Edmonton city council dove into the first of three days of budget deliberations on Wednesday, brainstorming ideas to keep costs low, including the possibility of deferring a new rec centre and putting a hold on West LRT funding.
The city is currently dealing with nearly $185 million less in infrastructure funding because of provincial cuts.
Councillors asked questioned about several construction projects since some were going to be supported by a provincial grant that was cut in the United Conservatives’ October budget.
Acting deputy city manager (finance) Adam Laughlin said if the city filled the gap by borrowing money, it would mean a 0.43 per cent tax increase on a sliding scale over a four-year cycle that would start, if approved, in 2021.
Council would like to keep the property tax increase at the original 2.6 per cent mark for 2020. There is even talk it could be reduced if more programs are cut.
West LRT Line
Councillor Tim Cartmell suggested replacing the West LRT with bus rapid transit.
“I would like to have us reconsider the funding for the West LRT line,” he said.
Cartmell was ruled out of order because he previously voted against the city borrowing $2.4 billion to build the line, which the majority of council voted for.
“No rails and steel wheels, rubber tires on asphalt, which we can do very well, for a lot less money,” Cartmell said.
He said the bus approach would accomplish the same transit goal at half the cost.
But his proposal faced opposition and was ultimately voted down.

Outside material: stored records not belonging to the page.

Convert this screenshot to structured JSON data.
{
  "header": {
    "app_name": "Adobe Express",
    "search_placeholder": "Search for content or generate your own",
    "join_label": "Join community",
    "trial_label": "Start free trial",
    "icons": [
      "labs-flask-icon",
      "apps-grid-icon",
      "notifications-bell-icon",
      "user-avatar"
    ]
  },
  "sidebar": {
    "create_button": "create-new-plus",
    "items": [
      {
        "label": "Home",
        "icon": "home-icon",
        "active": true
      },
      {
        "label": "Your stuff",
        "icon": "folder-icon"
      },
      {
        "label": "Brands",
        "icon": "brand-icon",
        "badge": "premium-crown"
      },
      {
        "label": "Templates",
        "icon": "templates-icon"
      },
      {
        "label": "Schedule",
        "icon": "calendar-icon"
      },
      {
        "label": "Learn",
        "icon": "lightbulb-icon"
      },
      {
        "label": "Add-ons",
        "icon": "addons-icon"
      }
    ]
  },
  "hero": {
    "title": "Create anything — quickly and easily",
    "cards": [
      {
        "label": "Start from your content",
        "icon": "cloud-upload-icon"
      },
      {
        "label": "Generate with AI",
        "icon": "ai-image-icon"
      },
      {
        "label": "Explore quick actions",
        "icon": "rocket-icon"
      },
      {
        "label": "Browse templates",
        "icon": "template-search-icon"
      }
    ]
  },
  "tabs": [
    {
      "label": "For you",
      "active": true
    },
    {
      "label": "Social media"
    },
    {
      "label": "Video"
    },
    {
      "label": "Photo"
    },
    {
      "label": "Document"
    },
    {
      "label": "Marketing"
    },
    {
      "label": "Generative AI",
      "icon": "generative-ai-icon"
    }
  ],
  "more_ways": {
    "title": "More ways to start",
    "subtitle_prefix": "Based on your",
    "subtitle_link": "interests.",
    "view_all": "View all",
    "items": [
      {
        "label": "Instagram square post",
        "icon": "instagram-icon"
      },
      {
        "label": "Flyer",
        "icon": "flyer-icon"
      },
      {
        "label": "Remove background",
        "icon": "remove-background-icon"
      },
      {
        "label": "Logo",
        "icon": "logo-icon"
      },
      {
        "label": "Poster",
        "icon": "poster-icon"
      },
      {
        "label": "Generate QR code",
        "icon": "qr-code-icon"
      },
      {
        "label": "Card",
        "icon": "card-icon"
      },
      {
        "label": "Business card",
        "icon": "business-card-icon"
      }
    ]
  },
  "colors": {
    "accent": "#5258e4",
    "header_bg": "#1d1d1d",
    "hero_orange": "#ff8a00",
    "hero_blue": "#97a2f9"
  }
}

In a vote of 10-3, council decided to stick with the plan for the West LRT project.
“I fundamentally believe that there is no better investment in the future economic growth and prosperity in the city of Edmonton than the West Valley Line LRT,” Councillor Sarah Hamilton said.
“I cannot think of a single project that better affirms Edmonton is open for business, that in the short-term provides surety and stability and in the long-term will contribute to connecting Edmonton and turning it into a modern, major metropolitan area.”
Lewis Farms rec centre
Another idea to trim cost was to defer funding for the Lewis Farms recreation centre.
“This isn’t the end; this is a pause,” Hamilton said, adding that pausing the project would mean the vision that west Edmonton residents helped develop would stand.
Under this proposal, borrowing to continue this project would be pushed to 2023-2026.
“If fortunes change —and I fundamentally believe in the prosperity of this city, that we will recover from this downturn, and I think we will recover faster than we are considering at this time — that project would be ready to go,” Hamilton said.
She said this position was a compromise that most councillors felt was a middle ground.
“It’s something in the long-term Edmonton needs, but in the short-term, we need to signal that we’ve heard the calls for restraint and I think that there are projects which are a higher priority, that are more important to growth, that we need to focus on as a city.”
Councillor Andrew Knack wondered if the Lewis Farms project could be scaled back at all to save money.
“If we start taking shortcuts on other things related to building finish, building boxes, pre-fabricated, we’re likely not going to get the same efficiency, we’re likely not going to get the same life expectancy,” said Jason Meliefste, acting deputy city manager of integrated infrastructure.
No decision on the rec centre time frame was made on Wednesday.